Tuesday 13 December 2011

Breaking Free

I am in between sizes now and I feel excited but I also have some demon inside me conspiring against me.  "Drink that wine, eat that extra food, who cares you are an 80kg woman stay here, you like it here."  This is where all your clothes fit and you are comfortable.  Okay comfortablish.  I soooo want to embrace smaller me but for some reason I have dropped the ball in the past three weeks and lost my momentum.  The main culprit is my over consumption of wine and if I continue to do this I will steadily gain back the weight I have lost.  WHAT AM I DOING?  I really have to work on this wine issue.  You know what I do now to try and feel okay about the wine drinking?  Wake up and not eat breakfast and go for a run to run off what I have drunk last night!  I do not want to be in this spiral.  I hate waking up every morning feeling bad about drinking the night before, I hate it!  It has a hold on me and I want to break free.  I want to break free from the hold.  Yes I do, I really do. 

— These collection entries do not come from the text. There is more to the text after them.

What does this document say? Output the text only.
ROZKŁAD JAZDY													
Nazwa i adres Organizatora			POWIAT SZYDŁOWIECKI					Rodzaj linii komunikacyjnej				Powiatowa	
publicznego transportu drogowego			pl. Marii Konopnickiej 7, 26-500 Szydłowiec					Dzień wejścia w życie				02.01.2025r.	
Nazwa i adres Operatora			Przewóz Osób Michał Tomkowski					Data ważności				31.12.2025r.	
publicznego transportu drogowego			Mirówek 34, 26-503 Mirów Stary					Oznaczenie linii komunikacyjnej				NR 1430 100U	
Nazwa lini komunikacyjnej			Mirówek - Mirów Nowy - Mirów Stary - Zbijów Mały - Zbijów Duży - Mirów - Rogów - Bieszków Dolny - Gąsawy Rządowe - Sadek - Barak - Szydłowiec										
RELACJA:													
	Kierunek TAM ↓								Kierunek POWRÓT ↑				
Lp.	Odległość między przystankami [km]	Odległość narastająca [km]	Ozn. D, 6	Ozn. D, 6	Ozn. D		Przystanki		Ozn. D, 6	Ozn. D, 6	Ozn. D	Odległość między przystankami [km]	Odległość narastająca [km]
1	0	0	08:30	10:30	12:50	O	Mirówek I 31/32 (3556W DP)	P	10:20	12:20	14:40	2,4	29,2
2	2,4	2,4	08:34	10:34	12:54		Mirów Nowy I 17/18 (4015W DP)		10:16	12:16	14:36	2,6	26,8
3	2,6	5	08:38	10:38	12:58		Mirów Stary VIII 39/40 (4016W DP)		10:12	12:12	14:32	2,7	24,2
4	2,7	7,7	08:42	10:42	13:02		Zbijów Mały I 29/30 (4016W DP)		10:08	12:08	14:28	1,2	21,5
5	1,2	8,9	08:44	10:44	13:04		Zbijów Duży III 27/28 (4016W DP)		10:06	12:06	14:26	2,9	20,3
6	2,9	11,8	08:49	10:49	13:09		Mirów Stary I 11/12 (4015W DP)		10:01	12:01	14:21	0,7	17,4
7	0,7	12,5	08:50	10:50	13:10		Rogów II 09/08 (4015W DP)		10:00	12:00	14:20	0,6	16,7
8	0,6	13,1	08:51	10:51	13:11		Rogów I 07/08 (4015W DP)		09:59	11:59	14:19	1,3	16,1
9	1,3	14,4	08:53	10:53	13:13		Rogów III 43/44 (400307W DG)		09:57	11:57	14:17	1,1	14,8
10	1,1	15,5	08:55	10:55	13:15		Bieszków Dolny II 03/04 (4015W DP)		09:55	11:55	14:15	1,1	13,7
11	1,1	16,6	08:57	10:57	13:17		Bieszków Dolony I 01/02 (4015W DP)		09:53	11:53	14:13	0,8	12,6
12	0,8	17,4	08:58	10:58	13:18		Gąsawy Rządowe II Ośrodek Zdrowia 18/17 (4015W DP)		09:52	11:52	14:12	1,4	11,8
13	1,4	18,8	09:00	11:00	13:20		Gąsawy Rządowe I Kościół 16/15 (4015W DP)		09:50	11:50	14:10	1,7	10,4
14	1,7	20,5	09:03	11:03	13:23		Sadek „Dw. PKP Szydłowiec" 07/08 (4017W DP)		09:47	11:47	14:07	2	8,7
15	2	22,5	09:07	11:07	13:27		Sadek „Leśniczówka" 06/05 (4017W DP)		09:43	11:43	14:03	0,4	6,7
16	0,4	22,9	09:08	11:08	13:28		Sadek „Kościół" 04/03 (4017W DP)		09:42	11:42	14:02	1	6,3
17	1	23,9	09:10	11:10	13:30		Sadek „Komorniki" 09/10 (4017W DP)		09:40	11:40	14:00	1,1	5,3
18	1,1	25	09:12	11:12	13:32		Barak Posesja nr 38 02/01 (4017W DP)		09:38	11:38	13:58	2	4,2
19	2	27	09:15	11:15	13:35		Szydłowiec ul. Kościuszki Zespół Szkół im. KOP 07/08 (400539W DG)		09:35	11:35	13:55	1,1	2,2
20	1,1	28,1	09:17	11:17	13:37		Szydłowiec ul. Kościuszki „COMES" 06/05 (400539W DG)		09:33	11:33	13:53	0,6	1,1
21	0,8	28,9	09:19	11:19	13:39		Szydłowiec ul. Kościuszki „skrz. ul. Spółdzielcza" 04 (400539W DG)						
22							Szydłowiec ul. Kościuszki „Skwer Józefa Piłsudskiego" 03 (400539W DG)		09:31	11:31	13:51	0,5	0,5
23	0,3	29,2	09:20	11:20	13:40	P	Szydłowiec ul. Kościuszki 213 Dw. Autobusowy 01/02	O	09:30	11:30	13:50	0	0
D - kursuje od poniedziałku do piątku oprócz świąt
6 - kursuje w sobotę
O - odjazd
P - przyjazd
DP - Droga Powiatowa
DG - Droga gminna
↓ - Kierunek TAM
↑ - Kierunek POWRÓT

What am I going to do?  Well today is the first day of the rest of my life so I may as well start now.  I am committed to eating clean today and only feeding myself noursihing food.  I love you body and I want to treat you well.

Sunday 4 December 2011

Crucial Time


What a journey~ I started this program with so many mixed emotions and I have enjoyed quite a gentle roller coaster ride through the 12 weeks.  I feel successful, having lost 11.5% of my body weight.  I have lost 44cm around my body and I am feeling better.  Today I ran with so much vitality as I bounded along the pavement 10 kilos lighter.  I can not amp enough on how excited I am.  I have taken a vow of being the healthy version of myself and with that has come a lighter version too.  I have met all my goals and surpassed what I hoped to achieve.  Now!  Where am I headed?  Well first off to a healthy BMI of 25.  I did not follow the program exactly which is why I am not boasting the loss I could have had but that is okay for me because coming from where I have been has me positioned perfectly for today.  Better, Brighter, Lighter, and commited to being the best version of me.  I have 6.2 kilos to go to be in the healthy BMI and I am commited to going there.  Hopefully I can keep doing what I am doing and it will come naturally.  Fingers crossed.  Watch this space.